Douglas-Fir (Pseudotsuga menziesii)
Douglas Fir is Canada’s largest tree. It is found throughout the southern half of British Columbia and extends into south-western Alberta. The species reaches its northern limit near the Queen Charlotte Islands.
The sapwood is light in colour and of narrow width. The heartwood ranges from yellowish to reddish-brown. Earlywood and latewood have a pronounced difference in colour, the latewood having darker, more sharply defined bands. This colour difference results in a distinctive grain pattern when flat-sawn. The wood has a fine-to-medium texture, straight grain and is non-porous.

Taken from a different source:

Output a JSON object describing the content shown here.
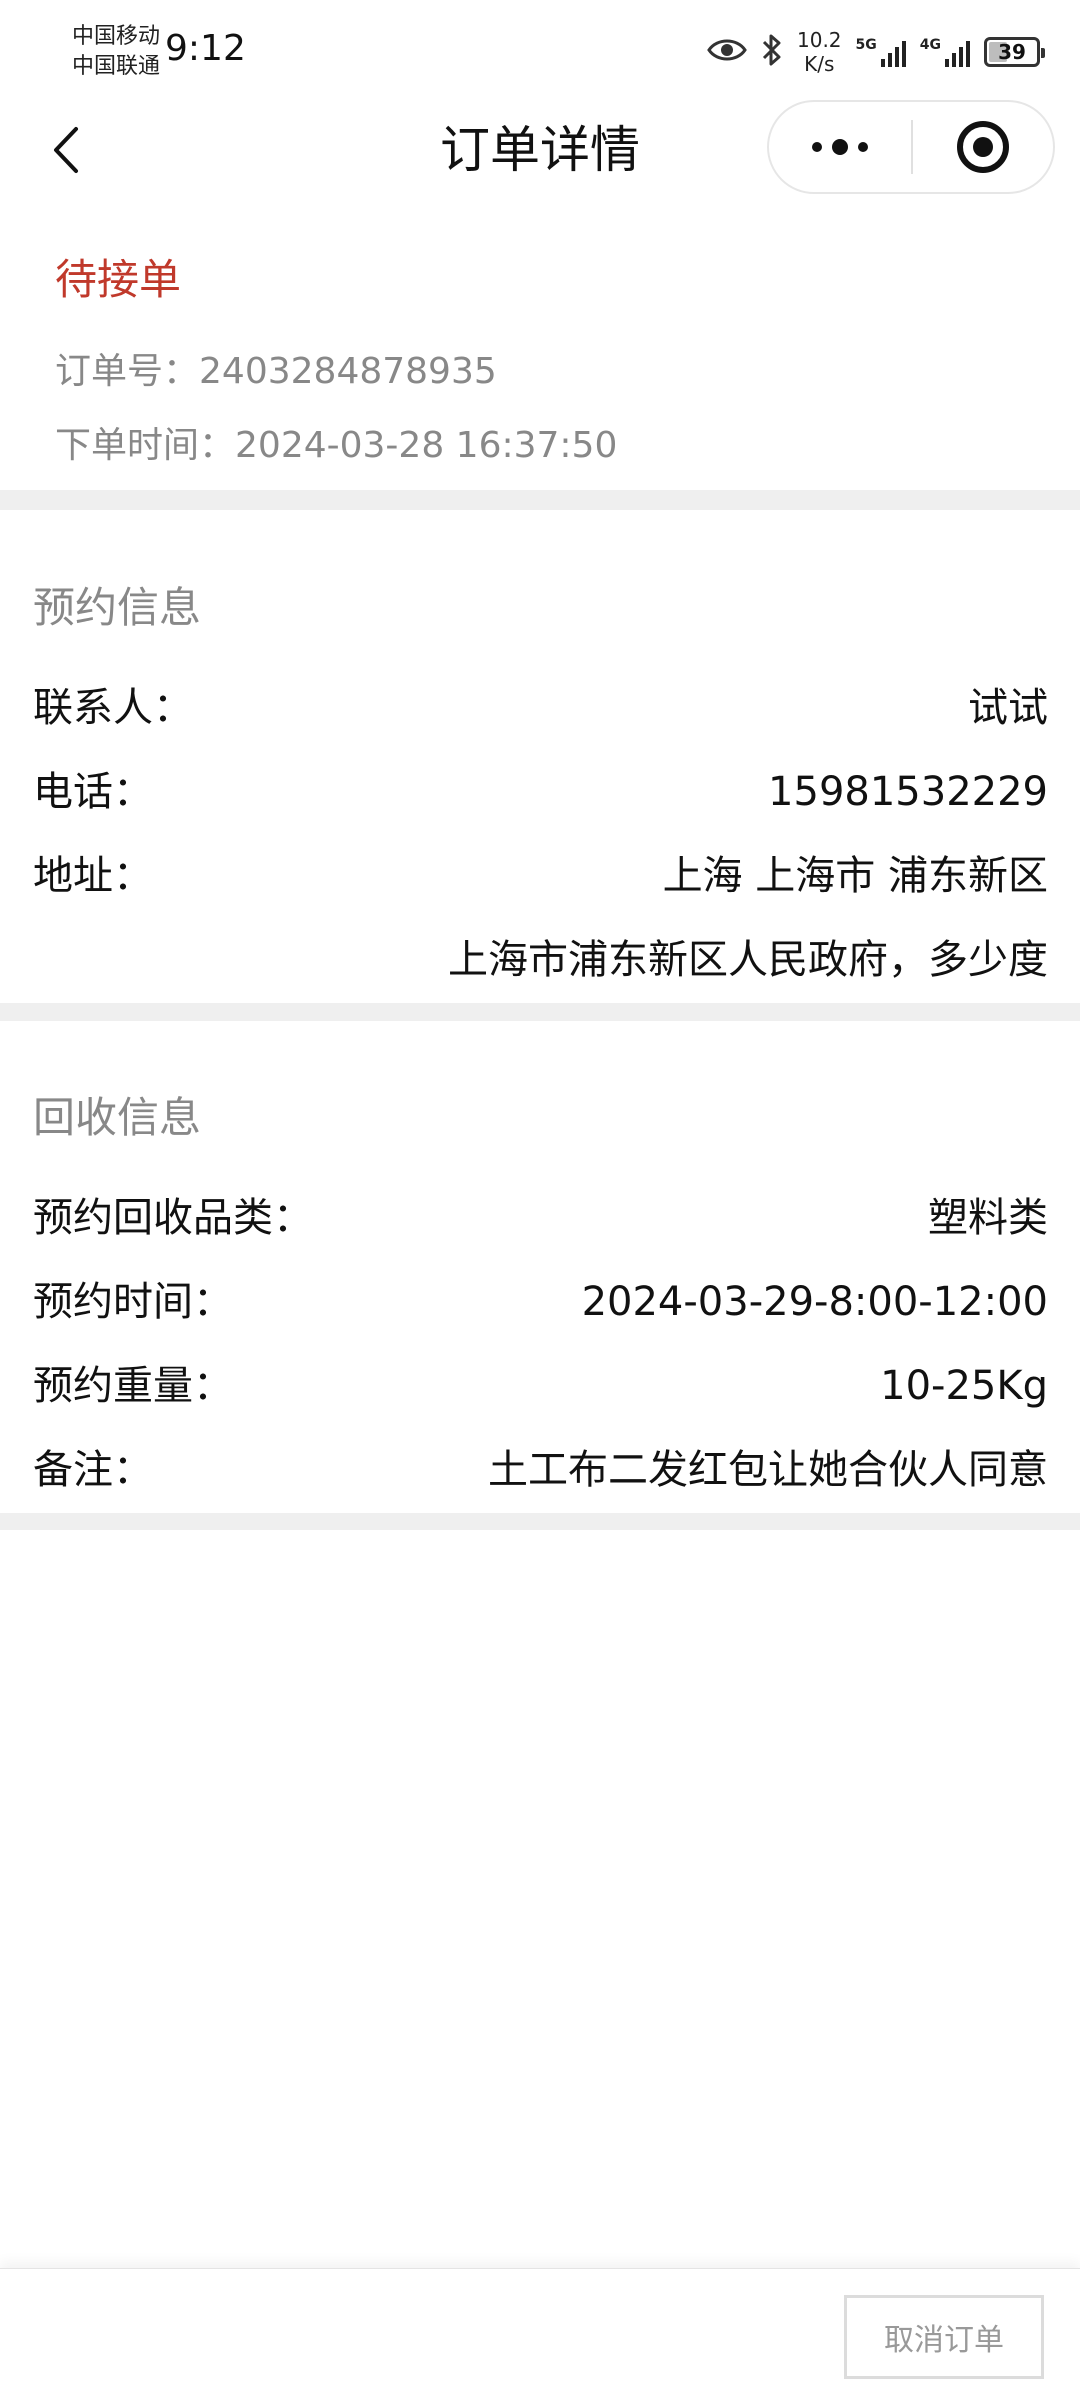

This species is one of Canada’s strongest commercial softwoods with high bending strength, shear strength and stiffness. Its hardness and high resistance to abrasion make it suitable for uses where wear is a factor. Its heartwood is moderately decay resistant and the wood treats moderately well.
Douglas Fir dries easily and rapidly, with little tendency to check and with good dimensional stability. It machines reasonably well, has excellent turning properties, glues well and has moderate nail and screw holding ability. It can be stained or painted to a very good finish.
- Density (air dry average): 540 kg/cubic meters
- Specific gravity (oven dry average): 0.51
- Modulus of elasticity: 13 500 MPa
- Modulus of rupture: 88.6 MPa
Widely available in all domestic and export markets.
Cutstock, patterned stock, flooring, staircase components, turning square blanks, ladder stock, window and door components finished boards, veneer, structural lumber, trusses.